# Temperatur von CPU



## Tungji (10. Juli 2004)

Hallo Leute 

Ich habe mit Mother Board Moniotor die Temp von meine CPU gemessen.

Die CPU ist dutschschnittlich 51°C und die Case ist 61°C.

Was meint ihr ?

GEht das noch oder ist das zu heiß. Und wo ist die Grenze.
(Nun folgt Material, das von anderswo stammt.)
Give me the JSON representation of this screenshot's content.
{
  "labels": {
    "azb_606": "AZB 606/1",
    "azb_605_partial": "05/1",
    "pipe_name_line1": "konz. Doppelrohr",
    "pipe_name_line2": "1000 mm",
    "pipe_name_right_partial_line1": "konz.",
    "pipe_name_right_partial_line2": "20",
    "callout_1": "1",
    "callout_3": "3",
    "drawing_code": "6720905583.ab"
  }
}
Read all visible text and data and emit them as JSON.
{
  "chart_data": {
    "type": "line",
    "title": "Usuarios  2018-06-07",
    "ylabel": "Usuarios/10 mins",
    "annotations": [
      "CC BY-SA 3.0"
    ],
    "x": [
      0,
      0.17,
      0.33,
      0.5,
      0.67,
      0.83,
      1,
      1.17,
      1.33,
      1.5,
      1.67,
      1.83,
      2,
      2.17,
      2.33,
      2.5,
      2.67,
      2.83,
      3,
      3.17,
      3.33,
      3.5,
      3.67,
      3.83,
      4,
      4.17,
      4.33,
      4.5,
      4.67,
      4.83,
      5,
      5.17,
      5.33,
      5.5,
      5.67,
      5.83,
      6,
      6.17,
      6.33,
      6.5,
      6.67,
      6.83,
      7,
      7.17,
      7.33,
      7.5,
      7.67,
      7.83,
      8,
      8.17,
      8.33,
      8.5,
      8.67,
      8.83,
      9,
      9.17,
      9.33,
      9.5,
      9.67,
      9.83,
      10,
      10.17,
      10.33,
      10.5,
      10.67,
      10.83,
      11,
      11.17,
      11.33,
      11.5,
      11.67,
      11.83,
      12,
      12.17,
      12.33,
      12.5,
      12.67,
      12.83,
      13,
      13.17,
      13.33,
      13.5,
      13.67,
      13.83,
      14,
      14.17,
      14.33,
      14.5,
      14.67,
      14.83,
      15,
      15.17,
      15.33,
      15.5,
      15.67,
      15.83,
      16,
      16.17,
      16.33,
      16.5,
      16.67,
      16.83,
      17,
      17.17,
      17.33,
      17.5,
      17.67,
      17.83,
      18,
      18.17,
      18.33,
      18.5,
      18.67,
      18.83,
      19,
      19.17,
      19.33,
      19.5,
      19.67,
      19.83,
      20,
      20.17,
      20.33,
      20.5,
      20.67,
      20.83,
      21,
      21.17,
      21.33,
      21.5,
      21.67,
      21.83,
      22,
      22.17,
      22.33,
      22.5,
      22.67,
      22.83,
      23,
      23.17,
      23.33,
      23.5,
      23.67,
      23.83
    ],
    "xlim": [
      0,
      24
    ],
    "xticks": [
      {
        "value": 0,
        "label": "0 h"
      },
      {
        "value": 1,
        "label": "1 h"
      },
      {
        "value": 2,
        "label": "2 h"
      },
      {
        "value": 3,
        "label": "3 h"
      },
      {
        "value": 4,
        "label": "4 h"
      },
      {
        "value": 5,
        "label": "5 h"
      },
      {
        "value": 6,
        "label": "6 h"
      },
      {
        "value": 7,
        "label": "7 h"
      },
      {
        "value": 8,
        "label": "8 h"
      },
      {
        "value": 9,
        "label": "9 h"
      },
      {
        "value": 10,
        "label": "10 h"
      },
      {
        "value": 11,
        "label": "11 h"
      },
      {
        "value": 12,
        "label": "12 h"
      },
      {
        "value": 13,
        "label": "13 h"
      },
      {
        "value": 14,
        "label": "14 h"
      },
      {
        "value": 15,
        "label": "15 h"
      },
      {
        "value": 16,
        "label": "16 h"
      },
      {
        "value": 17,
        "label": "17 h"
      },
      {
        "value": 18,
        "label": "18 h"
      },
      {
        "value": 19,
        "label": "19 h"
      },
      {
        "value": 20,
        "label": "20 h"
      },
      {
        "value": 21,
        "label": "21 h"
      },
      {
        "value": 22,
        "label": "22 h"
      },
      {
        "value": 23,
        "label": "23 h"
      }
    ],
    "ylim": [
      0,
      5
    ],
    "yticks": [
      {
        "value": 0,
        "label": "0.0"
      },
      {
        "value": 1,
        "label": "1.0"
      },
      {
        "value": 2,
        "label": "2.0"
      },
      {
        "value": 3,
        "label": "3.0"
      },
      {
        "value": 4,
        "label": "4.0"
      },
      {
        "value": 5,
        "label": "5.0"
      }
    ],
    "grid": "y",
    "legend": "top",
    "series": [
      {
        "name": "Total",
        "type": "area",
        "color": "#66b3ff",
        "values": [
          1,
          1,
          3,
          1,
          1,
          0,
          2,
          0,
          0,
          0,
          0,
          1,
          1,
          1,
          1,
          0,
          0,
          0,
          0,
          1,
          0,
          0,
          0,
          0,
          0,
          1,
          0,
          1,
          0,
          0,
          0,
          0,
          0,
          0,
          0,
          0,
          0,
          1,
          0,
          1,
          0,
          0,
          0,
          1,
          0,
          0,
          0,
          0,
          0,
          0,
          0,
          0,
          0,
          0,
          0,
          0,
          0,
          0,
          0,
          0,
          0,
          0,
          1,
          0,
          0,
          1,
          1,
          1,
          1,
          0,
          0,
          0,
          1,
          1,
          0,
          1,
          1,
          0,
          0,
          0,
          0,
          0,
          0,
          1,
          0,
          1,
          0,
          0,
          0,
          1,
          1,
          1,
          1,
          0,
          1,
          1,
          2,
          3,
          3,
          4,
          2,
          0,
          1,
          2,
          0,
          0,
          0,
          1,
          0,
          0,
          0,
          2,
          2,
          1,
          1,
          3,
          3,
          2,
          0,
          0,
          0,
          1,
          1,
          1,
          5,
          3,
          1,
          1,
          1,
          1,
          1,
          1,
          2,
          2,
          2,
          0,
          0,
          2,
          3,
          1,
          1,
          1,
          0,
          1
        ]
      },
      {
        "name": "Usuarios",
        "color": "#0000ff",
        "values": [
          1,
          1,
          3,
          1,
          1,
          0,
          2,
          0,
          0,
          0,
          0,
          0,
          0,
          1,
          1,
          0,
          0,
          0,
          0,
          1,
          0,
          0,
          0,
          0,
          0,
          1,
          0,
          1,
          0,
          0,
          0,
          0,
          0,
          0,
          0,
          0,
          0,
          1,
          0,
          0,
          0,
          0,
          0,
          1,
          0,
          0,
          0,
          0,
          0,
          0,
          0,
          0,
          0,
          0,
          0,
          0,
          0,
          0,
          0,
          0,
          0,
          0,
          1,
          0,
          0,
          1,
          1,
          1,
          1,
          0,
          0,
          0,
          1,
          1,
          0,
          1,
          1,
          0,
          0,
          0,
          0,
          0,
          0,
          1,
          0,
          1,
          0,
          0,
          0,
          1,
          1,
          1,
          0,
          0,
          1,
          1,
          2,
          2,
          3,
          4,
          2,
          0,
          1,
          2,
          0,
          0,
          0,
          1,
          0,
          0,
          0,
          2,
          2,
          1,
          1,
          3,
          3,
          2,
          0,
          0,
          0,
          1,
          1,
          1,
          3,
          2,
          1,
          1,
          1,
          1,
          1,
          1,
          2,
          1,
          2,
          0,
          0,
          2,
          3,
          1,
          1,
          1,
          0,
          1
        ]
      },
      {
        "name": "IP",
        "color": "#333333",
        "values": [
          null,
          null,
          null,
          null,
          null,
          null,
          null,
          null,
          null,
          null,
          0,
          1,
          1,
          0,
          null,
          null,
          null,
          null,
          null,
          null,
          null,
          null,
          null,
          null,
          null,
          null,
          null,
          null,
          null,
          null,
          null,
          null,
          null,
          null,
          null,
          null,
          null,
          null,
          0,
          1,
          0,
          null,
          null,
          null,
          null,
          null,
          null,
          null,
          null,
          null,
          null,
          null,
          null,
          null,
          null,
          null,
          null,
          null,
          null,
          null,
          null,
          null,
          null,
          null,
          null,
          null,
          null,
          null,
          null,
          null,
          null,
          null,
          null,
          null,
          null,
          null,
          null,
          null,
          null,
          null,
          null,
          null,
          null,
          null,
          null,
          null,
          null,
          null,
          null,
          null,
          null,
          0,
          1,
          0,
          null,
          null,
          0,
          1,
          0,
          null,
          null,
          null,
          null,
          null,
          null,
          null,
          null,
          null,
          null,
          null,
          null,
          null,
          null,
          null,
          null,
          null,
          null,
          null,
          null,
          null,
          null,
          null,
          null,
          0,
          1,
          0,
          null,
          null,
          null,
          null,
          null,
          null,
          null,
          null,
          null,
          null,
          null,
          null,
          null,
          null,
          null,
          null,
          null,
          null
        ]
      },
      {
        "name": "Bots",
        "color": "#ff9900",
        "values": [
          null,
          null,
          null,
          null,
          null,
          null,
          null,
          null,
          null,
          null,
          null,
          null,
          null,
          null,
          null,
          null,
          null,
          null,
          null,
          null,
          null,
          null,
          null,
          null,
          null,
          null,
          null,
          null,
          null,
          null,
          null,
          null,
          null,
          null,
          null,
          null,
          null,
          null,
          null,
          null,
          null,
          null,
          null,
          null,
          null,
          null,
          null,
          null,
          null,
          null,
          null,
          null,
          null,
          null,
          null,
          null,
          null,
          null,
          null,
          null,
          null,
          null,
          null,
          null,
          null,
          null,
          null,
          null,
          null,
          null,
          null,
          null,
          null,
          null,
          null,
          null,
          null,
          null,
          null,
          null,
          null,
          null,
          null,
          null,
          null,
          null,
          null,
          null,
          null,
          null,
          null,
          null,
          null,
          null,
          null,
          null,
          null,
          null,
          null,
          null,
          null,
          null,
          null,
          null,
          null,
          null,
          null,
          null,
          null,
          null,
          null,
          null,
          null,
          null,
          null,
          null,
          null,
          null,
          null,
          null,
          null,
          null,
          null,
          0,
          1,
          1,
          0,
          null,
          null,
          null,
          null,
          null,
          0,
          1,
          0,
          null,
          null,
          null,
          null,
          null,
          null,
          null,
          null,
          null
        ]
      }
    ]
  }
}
Ich habe AMD 3000+ als CPU.

THX schon mal voraus.


----------



## Private Joker (11. Juli 2004)

Das ist eine "normale" Temperatur! Was für einen Kühler hast du?
Bei mir liegt die Temp. bei voller Auslastung bei 51 C° (Athlon XP 2400+)


----------



## JoKne (11. Juli 2004)

ähh, nee!Das ist alles andere als normal. Normal sollte die Case Temp deutlich oder mindestens etwas unter der case temp sein, is ja logisch oder?
51 Grad ist zwar nicht wenig aber noch im grünen Bereich.


----------



## SpitfireXP (12. Juli 2004)

Hey.
Also deine CPU-Temp ist normal.
Aber deine Case Temp fürde mit zu denken geben.
Ich kann mir nicht vorstellen, das es im inneren deines Towers 61Grad sind.
Das wäre
a:  Viel zu hoch (als maximium gilt hier etwa 40 grad
b:  Interresanter CPU Kühler. (Wenn der die CPU unter die Gehäusetemperatur kühlt...)

Ich denke mal, das du einfach mal in die Konfiguration vom MBM gehen solltest, und unter dem Menü Temperatur den Case-Sensor änderst.
Einer wird sicherlich so um die 30 Grad liegen. Das wird er dann wohl sein.


----------